FailoverStrategyLoader.loadFailoverStrategy(jobMasterConfiguration, log) :
new NoOpFailoverStrategy.Factory();
//调用ExecutionGraphBuilder.buildGraph来构造ExecutionGraph
return ExecutionGraphBuilder.buildGraph(
null,
jobGraph,
jobMasterConfiguration,
futureExecutor,
ioExecutor,
slotProvider,
userCodeLoader,
checkpointRecoveryFactory,
rpcTimeout,
restartStrategy,
currentJobManagerJobMetricGroup,
blobWriter,
slotRequestTimeout,
log,
shuffleMaster,
partitionTracker,
failoverStrategy);
}
然后通过startScheduling进行调度
private void startScheduling() {
checkState(jobStatusListener == null);
// register self as job status change listener
jobStatusListener = new JobManagerJobStatusListener();//注册状态监听器,在触发checkpoint时会用到
schedulerNG.registerJobStatusListener(jobStatusListener);
schedulerNG.startScheduling();//开始调度
}
public final void startScheduling() {
mainThreadExecutor.assertRunningInMainThread();
registerJobMetrics();
startSchedulingInternal();
}
protected void startSchedulingInternal() {
final ExecutionGraph executionGraph = getExecutionGraph();
try {
executionGraph.scheduleForExecution();//通过executiongraph调度执行
}
catch (Throwable t) {
executionGraph.failGlobal(t);
}
}
public void scheduleForExecution() throws JobException {
assertRunningInJobMasterMainThread();
if (isLegacyScheduling()) {
LOG.info("Job recovers via failover strategy: {}", failoverStrategy.getStrategyName());
}
final long currentGlobalModVersion = globalModVersion;
if (transitionState(JobStatus.CREATED, JobStatus.RUNNING)) {
//调度工具类,把流和批调度整合到一起
final CompletableFuture newSchedulingFuture = SchedulingUtils.schedule(
scheduleMode,
getAllExecutionVertices(),
this);
if (state == JobStatus.RUNNING && currentGlobalModVersion == globalModVersion) {
schedulingFuture = newSchedulingFuture;
newSchedulingFuture.whenComplete(
(Void ignored, Throwable throwable) -> {
if (throwable != null) {
final Throwable strippedThrowable = ExceptionUtils.stripCompletionException(throwable);
if (!(strippedThrowable instanceof CancellationException)) {
// only fail if the scheduling future was not canceled
failGlobal(strippedThrowable);
}
}
});
} else {
newSchedulingFuture.cancel(false);
}
}
else {
throw new IllegalStateException("Job may only be scheduled from state " + JobStatus.CREATED);
}
}
public static CompletableFuture schedule(
ScheduleMode scheduleMode,
final Iterable vertices,
final ExecutionGraph executionGraph) {
switch (scheduleMode) {
case LAZY_FROM_SOURCES:
case LAZY_FROM_SOURCES_WITH_BATCH_SLOT_REQUEST:
return scheduleLazy(vertices, executionGraph);//批调度
case EAGER:
return scheduleEager(vertices, executionGraph);//流调度
default:
throw new IllegalStateException(String.format("Schedule mode %s is invalid.", scheduleMode));
}
}
流程序必须所有提前将所有task都启动成功,批程序不需要提前启动所有task,上游task计算完后可以把结果落盘,下游task在启动运行。
/**
* Schedule vertices eagerly. That means all vertices will be scheduled at once.
*
* @param vertices Topologically sorted vertices to schedule.

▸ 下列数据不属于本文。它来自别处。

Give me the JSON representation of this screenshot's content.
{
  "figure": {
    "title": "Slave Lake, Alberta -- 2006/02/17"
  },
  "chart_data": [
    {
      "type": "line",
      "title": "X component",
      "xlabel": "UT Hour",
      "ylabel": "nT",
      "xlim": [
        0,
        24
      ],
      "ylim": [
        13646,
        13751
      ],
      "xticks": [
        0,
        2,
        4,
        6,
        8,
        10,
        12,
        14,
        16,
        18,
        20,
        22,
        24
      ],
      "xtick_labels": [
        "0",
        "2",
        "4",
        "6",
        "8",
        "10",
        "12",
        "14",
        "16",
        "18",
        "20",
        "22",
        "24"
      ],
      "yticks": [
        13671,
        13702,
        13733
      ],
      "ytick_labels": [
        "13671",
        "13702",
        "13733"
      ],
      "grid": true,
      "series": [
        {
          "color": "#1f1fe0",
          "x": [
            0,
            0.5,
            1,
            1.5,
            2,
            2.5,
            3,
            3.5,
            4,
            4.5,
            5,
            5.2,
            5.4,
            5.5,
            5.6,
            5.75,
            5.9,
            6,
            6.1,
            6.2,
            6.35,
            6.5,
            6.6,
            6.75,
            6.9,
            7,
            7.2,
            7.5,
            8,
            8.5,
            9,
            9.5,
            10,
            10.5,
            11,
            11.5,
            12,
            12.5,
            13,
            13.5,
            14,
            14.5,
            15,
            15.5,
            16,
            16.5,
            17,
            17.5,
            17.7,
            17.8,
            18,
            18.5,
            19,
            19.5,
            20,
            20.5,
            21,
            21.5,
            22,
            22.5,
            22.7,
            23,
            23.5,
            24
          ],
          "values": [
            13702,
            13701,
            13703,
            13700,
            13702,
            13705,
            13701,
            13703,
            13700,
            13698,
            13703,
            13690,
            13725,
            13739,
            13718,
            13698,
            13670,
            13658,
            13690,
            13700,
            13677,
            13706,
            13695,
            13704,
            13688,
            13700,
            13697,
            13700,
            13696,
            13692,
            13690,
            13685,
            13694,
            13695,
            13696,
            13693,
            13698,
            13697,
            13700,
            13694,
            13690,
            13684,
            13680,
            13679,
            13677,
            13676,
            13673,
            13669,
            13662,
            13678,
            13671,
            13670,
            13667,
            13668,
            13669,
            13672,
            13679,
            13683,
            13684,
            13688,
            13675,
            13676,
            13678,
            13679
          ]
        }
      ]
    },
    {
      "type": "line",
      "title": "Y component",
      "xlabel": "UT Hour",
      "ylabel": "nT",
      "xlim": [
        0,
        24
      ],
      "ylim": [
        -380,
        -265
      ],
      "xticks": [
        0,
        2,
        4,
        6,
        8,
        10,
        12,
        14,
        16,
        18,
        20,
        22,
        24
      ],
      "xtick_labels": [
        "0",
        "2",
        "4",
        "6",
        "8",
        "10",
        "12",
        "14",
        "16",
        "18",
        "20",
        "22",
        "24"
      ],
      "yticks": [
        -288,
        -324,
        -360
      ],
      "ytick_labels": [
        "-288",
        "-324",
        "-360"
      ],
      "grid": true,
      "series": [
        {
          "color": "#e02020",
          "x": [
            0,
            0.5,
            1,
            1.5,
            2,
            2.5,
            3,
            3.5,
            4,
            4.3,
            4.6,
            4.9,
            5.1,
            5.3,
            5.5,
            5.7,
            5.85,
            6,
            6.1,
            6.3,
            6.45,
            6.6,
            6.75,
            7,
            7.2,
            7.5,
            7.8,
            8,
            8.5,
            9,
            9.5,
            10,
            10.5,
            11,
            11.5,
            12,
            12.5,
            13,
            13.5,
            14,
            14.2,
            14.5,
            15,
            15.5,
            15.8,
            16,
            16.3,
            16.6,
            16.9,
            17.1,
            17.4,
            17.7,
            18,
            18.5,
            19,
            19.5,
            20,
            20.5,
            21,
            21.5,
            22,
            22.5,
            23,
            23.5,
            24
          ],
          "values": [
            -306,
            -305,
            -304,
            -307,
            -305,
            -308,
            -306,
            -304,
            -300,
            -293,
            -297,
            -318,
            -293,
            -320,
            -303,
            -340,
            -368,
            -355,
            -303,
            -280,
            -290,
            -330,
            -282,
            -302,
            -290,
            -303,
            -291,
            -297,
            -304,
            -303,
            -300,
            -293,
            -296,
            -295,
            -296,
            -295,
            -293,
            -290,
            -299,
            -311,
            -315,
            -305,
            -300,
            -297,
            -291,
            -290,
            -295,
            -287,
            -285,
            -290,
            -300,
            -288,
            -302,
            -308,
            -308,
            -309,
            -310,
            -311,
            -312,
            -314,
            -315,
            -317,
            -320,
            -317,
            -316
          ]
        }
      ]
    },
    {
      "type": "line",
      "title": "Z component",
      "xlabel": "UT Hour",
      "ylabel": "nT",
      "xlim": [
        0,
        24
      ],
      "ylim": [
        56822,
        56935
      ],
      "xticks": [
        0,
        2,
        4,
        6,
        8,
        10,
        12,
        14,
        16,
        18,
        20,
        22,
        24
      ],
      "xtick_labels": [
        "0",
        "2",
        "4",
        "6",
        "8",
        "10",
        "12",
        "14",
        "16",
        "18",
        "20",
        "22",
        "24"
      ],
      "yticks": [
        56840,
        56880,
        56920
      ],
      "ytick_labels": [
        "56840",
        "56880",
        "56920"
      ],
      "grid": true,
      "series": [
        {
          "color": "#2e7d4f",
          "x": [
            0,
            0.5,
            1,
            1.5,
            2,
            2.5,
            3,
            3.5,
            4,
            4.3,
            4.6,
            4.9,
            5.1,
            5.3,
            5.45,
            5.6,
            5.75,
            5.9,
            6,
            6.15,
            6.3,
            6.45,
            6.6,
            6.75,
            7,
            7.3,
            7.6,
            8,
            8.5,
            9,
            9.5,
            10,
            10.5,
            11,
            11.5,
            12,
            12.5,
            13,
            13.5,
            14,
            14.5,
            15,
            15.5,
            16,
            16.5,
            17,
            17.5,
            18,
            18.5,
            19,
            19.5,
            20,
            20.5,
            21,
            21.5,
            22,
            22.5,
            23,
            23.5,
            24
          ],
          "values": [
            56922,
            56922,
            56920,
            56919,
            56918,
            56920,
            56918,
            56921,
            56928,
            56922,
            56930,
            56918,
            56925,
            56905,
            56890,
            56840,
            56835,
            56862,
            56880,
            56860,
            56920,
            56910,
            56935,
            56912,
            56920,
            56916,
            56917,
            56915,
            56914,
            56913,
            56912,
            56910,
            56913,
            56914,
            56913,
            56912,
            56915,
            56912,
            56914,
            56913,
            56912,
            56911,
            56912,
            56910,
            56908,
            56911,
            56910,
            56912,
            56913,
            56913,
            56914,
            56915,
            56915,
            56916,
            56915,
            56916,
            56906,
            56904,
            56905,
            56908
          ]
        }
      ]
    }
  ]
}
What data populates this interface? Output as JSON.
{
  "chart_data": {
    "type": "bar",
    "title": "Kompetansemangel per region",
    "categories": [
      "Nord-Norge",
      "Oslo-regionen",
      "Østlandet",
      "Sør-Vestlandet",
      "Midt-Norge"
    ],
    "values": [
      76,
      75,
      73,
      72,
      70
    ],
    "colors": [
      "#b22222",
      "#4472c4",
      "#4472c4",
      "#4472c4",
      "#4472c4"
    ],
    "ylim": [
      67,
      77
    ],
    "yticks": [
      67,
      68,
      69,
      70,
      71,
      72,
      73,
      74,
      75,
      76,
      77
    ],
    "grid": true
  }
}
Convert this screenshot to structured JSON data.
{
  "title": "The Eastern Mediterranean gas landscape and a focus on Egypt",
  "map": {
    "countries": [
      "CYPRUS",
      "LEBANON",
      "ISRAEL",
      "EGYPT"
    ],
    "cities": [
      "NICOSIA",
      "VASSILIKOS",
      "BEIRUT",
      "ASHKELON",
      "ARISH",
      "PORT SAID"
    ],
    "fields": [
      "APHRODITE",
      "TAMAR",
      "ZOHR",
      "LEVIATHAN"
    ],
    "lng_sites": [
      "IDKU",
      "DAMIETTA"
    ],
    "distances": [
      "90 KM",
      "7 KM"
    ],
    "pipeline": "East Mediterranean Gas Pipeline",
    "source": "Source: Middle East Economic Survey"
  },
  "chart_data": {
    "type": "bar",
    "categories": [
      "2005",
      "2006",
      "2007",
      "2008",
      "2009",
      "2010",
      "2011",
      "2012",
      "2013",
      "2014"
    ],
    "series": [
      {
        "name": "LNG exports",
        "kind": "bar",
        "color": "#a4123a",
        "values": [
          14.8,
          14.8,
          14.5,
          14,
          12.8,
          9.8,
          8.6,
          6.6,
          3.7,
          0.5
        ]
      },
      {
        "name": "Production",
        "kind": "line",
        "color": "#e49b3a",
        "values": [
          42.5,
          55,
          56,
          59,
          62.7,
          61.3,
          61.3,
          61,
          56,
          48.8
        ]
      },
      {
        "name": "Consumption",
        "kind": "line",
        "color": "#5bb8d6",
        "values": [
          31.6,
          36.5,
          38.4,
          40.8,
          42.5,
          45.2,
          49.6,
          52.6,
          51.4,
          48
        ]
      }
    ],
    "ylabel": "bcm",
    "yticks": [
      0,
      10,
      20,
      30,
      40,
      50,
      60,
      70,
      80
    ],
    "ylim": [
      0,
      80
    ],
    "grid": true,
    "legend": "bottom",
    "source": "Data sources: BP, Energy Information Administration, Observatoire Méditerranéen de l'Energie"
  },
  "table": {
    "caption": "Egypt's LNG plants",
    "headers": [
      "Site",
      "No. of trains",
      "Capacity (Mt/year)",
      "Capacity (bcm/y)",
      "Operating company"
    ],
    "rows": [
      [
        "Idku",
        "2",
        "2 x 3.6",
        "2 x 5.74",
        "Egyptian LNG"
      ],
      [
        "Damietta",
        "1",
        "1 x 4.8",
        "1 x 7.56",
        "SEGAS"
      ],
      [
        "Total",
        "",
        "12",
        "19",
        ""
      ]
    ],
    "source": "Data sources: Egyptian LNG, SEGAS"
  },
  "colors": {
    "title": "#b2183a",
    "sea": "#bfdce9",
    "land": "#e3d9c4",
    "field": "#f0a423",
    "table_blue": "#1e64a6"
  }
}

* @param executionGraph The graph the given vertices belong to.
*/
public static CompletableFuture scheduleEager(
final Iterable vertices,
final ExecutionGraph executionGraph) {
//......
// allocate the slots (obtain all their futures)
//分配slots
for (ExecutionVertex ev : vertices) {
// these calls are not blocking, they only return futures
CompletableFuture allocationFuture = ev.getCurrentExecutionAttempt().allocateResourcesForExecution(
slotProviderStrategy,
LocationPreferenceConstraint.ALL,
allPreviousAllocationIds);
allAllocationFutures.add(allocationFuture);
}
// this future is complete once all slot futures are complete.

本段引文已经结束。